Why less is more
How much of your monthly income do you spend on living?
Beyond the essential living costs like housing, food, energy, clothes and transport, there is also likely be the ‘extras’ that make life both comfortable and enjoyable, like socialising, hobbies, designer clothes and holidays.
Where some people get into a problem financially is that they spend too much on the lifestyle ‘extras’ so they never manage to build much in the way of a short-term cash reserve or long-term wealth.
Companies spend a lot of time and money trying to convince and manipulate us to spend our money NOW. Their central message is that their goods or services can make us happy, save us time or give us more pleasure.
Because we are human, we are highly vulnerable to spending on things that we neither need nor will make us happy, purely as a result of impulsive and instinctive behaviour, encouraged by marketing.

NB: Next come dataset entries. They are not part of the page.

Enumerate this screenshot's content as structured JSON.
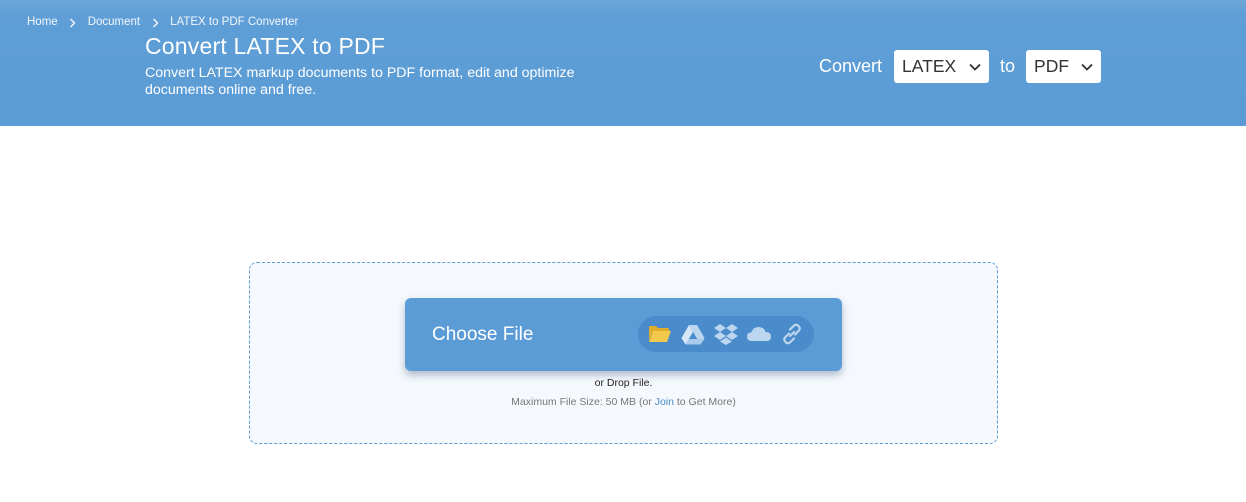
{
  "breadcrumb": {
    "items": [
      "Home",
      "Document",
      "LATEX to PDF Converter"
    ]
  },
  "header": {
    "title": "Convert LATEX to PDF",
    "subtitle": "Convert LATEX markup documents to PDF format, edit and optimize documents online and free."
  },
  "converter": {
    "convert_label": "Convert",
    "from_value": "LATEX",
    "to_label": "to",
    "to_value": "PDF"
  },
  "upload": {
    "choose_label": "Choose File",
    "drop_text": "or Drop File.",
    "limit_prefix": "Maximum File Size: 50 MB (or ",
    "join_label": "Join",
    "limit_suffix": " to Get More)",
    "sources": [
      "folder-icon",
      "google-drive-icon",
      "dropbox-icon",
      "onedrive-icon",
      "link-icon"
    ]
  },
  "colors": {
    "brand_blue": "#5b9cd6",
    "pill_blue": "#4a8ccb",
    "folder_yellow": "#f2c94c",
    "icon_light": "#bcd6ef"
  }
}
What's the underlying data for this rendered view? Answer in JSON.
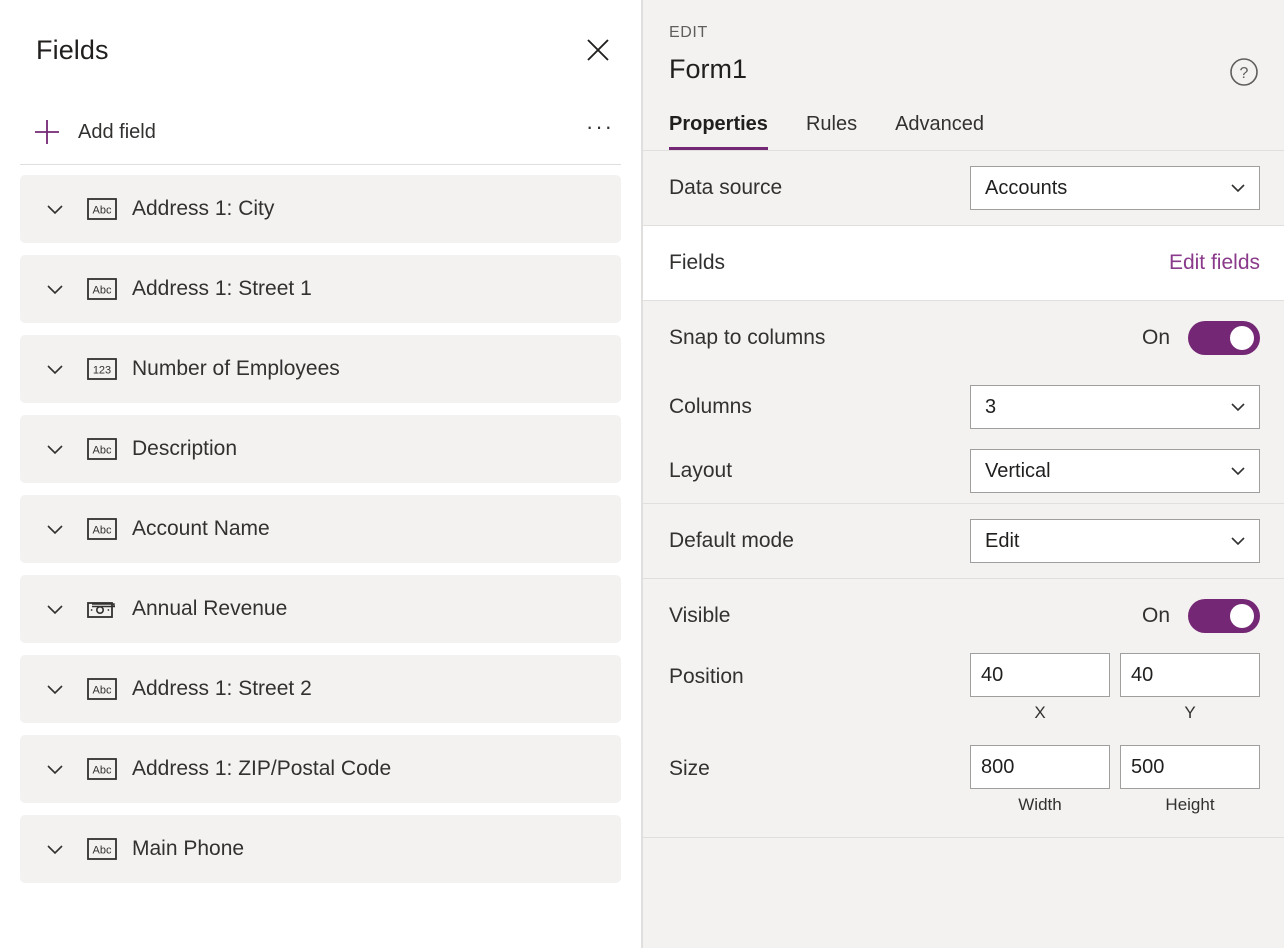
{
  "left_panel": {
    "title": "Fields",
    "close_icon": "close-icon",
    "add_field_label": "Add field",
    "plus_icon": "plus-icon",
    "more_options_label": "···",
    "fields": [
      {
        "name": "Address 1: City",
        "type_icon": "text-abc-icon"
      },
      {
        "name": "Address 1: Street 1",
        "type_icon": "text-abc-icon"
      },
      {
        "name": "Number of Employees",
        "type_icon": "number-123-icon"
      },
      {
        "name": "Description",
        "type_icon": "text-abc-icon"
      },
      {
        "name": "Account Name",
        "type_icon": "text-abc-icon"
      },
      {
        "name": "Annual Revenue",
        "type_icon": "currency-icon"
      },
      {
        "name": "Address 1: Street 2",
        "type_icon": "text-abc-icon"
      },
      {
        "name": "Address 1: ZIP/Postal Code",
        "type_icon": "text-abc-icon"
      },
      {
        "name": "Main Phone",
        "type_icon": "text-abc-icon"
      }
    ]
  },
  "right_panel": {
    "eyebrow": "EDIT",
    "title": "Form1",
    "help_icon": "help-circle-icon",
    "tabs": [
      {
        "label": "Properties",
        "active": true
      },
      {
        "label": "Rules",
        "active": false
      },
      {
        "label": "Advanced",
        "active": false
      }
    ],
    "properties": {
      "data_source": {
        "label": "Data source",
        "value": "Accounts"
      },
      "fields": {
        "label": "Fields",
        "action_label": "Edit fields"
      },
      "snap_to_columns": {
        "label": "Snap to columns",
        "state": "On",
        "value": true
      },
      "columns": {
        "label": "Columns",
        "value": "3"
      },
      "layout": {
        "label": "Layout",
        "value": "Vertical"
      },
      "default_mode": {
        "label": "Default mode",
        "value": "Edit"
      },
      "visible": {
        "label": "Visible",
        "state": "On",
        "value": true
      },
      "position": {
        "label": "Position",
        "x": {
          "value": "40",
          "caption": "X"
        },
        "y": {
          "value": "40",
          "caption": "Y"
        }
      },
      "size": {
        "label": "Size",
        "width": {
          "value": "800",
          "caption": "Width"
        },
        "height": {
          "value": "500",
          "caption": "Height"
        }
      }
    }
  },
  "colors": {
    "accent_purple": "#742774",
    "link_purple": "#8a3a8a",
    "row_gray": "#f3f2f1",
    "border_gray": "#e1dfdd",
    "text_primary": "#201f1e",
    "text_secondary": "#605e5c"
  }
}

But there is always a bigger price to pay for spending now. The problem we often don’t realise until it is too late.
As income rises, particularly in the first 20 years or so of our working life, there is a tendency for lifestyle spending to rise in line with our income, known as ‘lifestyle creep’.
Think about the last pay rise or bonus you had. Did you find ways to spend more? Is that spending still making you happy? Could you have been just as happy without increasing your ongoing spending and instead saved the money?
Learning to be frugal, particularly at the beginning of your working career, and ensuring that your lifestyle spending rises at a lower rate than your income, is an essential principle to understand and adopt.
Growing your income faster than your spending has three great and very tangible benefits:
1. Create spare cash for saving – This will enable you to build a short-term emergency reserve, so you avoid taking on expensive unsecured debt to meet unexpected expenses. It also enables you to save towards other important goals like buying a house or financial independence.
2. A lower retirement savings need – If you get used to a lower cost lifestyle now, then the income you’ll need when you stop work in later life will be much lower. This means you might be able to save less throughout your working life, take lower investment risk, or be able to fund a more lavish lifestyle later on. The chart below shows the lower ‘cost’ of funding a pension income at different proportions of final salary.
Source: Adapted from The 100-Year Life by Linda Gratton and Andrew Scott
3. Greater happiness – Beyond a certain level, which will be different for each person, higher lifestyle spending doesn’t actually make you any happier or fulfilled. Michelle and Frank McGagh went on a year-long spending diet and found more happiness and contentment from spending very little, other than on the essentials. They also generated £22,000 which they used to reduce their mortgage, and get one step nearer to their dream of being debt free.
So, have a long hard think about what is important to you in life and how you might adopt a more frugal spending mindset, to enable you to avoid expensive debt, build wealth and feel more in control of your money.
Instead of talking about or showing off the ‘stuff’ you’ve wasted your money on, why not tell people about all the things you didn’t buy and the money you’ve managed to save as a result.
If you live frugally, particularly while you’re young, the chances are you really will be happier, healthier and more contented than the spendthrifts.